For years, I have seen the yellow fields in Springtime Indiana. Being basically ignorant of botany and agriculture, I mistakenly assumed that the plants were mustard, and in some instances even imagined that they were literal rape (canola) crops.
Today I took the time to walk into a field and pluck a sample of this creature for closer study. Imagine my surprise when at first look I saw not a blossom with four petals, but rather an aster-like cluster of flowers on each stalk. To the interwebz! A Purdue University site quickly made identification certain: Butterweed or Cressleaf Groundsel (Packera glabella formerly Senecio glabellus ).
It’s everywhere! It’s everywhere!
Look at that little dickens.

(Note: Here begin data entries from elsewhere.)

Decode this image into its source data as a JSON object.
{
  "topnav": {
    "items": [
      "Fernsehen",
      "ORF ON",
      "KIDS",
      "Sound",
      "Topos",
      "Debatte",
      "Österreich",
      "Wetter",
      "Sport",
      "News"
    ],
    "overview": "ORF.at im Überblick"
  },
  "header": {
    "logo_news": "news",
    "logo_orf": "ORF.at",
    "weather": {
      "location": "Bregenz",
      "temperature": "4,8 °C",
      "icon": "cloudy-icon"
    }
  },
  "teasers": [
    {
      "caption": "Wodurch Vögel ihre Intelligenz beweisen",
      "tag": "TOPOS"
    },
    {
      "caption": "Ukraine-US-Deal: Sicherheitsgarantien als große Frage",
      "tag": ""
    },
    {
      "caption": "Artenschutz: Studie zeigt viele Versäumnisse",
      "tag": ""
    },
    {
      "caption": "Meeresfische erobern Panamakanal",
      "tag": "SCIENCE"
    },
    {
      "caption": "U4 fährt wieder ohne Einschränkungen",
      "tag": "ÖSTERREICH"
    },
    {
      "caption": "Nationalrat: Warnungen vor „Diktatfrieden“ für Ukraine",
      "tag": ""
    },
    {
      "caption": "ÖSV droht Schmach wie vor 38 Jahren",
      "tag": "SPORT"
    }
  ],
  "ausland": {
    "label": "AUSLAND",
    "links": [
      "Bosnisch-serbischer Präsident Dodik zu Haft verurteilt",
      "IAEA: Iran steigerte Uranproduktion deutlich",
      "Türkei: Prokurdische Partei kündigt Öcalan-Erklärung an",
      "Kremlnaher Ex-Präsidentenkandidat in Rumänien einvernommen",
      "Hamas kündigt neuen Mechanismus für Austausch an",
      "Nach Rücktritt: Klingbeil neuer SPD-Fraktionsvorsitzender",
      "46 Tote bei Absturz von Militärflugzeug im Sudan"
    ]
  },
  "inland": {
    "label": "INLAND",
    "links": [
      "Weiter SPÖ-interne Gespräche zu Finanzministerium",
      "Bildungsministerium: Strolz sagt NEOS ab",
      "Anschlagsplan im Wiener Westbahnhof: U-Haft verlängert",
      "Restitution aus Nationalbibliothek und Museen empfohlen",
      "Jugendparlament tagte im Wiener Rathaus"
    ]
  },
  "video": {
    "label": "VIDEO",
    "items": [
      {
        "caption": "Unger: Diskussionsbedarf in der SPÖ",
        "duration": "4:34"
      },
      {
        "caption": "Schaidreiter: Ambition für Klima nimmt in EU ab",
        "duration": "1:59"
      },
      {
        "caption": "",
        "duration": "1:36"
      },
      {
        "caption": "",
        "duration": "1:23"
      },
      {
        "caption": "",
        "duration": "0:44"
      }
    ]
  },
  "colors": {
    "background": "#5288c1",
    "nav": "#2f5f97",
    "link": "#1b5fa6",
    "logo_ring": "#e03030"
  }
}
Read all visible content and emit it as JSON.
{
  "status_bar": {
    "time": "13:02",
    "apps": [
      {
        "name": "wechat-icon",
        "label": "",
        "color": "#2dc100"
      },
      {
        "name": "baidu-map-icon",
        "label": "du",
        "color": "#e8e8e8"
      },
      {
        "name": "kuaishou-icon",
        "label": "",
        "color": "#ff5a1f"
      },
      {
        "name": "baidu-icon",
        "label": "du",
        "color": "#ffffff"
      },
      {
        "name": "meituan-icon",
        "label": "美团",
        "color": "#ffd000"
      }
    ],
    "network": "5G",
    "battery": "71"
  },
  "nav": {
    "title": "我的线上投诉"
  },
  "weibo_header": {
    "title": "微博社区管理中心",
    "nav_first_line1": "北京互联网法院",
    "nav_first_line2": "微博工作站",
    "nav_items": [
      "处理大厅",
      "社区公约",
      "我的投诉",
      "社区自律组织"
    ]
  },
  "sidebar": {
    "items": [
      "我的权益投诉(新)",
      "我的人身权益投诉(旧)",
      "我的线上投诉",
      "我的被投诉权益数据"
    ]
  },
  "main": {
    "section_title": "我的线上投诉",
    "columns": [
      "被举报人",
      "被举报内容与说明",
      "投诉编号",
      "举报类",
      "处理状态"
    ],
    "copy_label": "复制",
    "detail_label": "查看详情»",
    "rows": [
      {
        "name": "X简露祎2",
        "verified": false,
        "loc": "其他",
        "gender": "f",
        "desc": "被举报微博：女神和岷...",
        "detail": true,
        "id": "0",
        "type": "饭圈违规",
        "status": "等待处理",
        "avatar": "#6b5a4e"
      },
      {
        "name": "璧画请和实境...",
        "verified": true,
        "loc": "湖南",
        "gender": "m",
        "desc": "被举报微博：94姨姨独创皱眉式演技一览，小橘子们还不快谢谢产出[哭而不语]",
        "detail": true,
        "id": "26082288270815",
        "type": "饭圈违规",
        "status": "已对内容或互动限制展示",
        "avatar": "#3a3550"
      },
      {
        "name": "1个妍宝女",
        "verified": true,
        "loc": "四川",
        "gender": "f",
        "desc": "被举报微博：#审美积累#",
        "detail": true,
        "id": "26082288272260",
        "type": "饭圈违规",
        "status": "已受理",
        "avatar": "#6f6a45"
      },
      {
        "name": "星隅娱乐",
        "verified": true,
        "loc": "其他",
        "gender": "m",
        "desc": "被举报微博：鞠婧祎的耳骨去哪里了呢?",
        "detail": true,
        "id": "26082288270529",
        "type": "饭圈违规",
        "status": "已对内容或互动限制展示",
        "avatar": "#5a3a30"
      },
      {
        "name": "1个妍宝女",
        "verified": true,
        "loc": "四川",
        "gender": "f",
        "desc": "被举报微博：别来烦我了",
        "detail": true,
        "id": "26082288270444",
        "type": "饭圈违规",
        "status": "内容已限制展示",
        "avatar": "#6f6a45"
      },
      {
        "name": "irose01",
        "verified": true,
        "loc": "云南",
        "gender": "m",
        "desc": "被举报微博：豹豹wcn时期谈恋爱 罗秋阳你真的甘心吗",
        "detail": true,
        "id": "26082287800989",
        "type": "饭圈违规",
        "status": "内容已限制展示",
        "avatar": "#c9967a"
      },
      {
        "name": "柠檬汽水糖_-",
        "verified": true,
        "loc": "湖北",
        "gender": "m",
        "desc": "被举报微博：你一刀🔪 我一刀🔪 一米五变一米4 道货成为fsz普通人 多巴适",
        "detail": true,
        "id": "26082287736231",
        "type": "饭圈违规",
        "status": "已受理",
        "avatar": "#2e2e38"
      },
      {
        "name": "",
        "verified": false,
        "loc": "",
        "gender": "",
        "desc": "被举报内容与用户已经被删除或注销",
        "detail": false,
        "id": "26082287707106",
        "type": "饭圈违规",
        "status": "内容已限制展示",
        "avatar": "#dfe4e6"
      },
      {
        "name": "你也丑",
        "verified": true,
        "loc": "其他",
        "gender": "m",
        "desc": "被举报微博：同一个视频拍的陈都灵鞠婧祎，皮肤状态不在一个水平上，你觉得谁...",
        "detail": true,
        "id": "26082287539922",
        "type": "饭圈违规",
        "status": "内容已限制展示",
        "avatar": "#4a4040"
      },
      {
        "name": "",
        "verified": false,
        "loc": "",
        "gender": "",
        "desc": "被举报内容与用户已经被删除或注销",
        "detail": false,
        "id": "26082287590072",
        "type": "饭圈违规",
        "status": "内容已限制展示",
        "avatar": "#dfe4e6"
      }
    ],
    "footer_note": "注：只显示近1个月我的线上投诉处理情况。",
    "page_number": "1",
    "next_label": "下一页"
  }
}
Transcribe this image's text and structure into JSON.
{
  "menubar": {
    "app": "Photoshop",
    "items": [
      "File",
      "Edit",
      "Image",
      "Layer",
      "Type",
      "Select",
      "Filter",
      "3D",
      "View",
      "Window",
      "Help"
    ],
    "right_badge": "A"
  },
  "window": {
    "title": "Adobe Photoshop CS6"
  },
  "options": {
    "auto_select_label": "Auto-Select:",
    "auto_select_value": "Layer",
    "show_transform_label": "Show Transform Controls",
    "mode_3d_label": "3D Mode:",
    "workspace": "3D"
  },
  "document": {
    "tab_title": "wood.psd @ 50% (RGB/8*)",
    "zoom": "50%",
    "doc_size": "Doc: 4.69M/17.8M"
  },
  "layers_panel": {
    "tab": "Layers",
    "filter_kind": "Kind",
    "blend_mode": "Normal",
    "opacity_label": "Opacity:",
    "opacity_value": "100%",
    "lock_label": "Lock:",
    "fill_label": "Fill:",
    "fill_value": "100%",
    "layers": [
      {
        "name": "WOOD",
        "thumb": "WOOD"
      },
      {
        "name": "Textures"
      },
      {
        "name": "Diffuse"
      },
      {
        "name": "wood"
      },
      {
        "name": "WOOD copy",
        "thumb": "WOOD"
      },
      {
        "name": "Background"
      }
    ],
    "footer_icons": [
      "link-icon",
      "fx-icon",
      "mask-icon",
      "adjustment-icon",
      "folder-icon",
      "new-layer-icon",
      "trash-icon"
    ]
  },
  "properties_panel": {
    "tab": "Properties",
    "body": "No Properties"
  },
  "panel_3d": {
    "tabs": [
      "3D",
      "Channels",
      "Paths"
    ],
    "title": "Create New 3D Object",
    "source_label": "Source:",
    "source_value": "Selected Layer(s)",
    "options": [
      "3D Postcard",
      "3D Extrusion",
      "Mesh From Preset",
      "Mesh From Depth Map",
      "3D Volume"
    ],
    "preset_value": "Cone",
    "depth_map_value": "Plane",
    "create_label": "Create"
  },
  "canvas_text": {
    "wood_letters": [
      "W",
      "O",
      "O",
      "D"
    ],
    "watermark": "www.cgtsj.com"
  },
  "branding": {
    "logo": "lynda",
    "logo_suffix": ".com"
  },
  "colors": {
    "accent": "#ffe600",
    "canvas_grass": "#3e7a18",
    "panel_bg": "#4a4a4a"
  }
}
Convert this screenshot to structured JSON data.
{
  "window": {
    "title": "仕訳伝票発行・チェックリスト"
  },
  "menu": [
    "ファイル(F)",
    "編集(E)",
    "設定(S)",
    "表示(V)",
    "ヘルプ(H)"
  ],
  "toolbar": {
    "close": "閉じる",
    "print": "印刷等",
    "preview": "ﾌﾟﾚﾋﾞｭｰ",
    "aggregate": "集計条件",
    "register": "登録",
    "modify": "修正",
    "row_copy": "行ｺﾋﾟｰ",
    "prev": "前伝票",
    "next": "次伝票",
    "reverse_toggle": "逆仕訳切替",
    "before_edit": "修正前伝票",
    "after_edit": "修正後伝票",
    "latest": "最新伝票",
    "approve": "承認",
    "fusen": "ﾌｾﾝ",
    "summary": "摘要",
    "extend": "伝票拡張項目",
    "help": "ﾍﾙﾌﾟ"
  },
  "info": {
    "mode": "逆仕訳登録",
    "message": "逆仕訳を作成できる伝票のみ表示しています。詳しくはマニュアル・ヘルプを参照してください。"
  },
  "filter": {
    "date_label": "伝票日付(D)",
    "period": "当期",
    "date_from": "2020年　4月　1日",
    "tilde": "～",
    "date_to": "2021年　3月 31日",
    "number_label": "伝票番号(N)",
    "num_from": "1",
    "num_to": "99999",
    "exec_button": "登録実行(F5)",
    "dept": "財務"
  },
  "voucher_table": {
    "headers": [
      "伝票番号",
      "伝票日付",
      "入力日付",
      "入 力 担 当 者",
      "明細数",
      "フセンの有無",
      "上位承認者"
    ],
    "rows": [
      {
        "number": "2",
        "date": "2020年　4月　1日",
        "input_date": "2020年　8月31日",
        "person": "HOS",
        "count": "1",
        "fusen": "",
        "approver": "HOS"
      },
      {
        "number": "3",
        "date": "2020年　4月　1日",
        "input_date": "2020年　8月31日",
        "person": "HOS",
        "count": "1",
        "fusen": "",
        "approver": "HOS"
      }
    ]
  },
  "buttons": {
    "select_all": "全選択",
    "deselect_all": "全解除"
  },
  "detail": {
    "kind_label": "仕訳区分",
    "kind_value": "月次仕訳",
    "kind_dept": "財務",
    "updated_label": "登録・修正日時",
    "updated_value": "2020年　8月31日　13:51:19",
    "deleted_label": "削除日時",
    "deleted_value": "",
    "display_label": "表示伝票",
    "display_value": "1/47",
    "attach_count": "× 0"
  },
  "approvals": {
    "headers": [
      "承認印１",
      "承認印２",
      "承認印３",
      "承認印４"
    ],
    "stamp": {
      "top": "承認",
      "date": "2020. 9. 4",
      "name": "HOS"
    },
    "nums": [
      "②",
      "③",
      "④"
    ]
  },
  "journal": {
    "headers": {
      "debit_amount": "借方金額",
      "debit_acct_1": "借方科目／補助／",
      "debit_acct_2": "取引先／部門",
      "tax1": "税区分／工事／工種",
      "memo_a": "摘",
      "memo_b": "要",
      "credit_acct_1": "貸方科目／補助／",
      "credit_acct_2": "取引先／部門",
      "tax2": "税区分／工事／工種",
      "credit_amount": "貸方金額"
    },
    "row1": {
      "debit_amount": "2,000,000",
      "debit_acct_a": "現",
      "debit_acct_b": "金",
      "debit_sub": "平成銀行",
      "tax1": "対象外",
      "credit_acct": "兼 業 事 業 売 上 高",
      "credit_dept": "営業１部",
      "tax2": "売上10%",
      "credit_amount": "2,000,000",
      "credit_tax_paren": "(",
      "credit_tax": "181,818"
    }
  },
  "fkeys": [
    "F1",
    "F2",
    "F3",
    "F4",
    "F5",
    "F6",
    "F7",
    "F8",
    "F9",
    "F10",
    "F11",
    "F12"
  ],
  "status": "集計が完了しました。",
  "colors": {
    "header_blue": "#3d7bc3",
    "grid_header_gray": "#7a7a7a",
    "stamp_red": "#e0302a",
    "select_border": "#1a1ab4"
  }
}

Would you look at that?
7 comments:
Nice. We should appreciate the beauty of wildflowers more.
They are lovely!
Vee, forty acres of those make quite a display!
Chuck, bright yellow, cheery little flowers. Farmers are not too fond of them, though.
Just about anything yellow makes me smile...most especially flowers tho. I do believe that when we had a house with a yard we had these. I had probably dubbed them weeds and any weeds with flowers were okay in my book.
Grace, yellow in nature just seems to radiate happiness. My older daughter, though, does not like yellow flowers because she thinks "dandelion." So? I say; dandelions are flowers, too!
I love wildflowers. I love that they just pop up anywhere and surprise you with beauty and color.
Lin, we won't tell the farmers; we will just enjoy them quietly.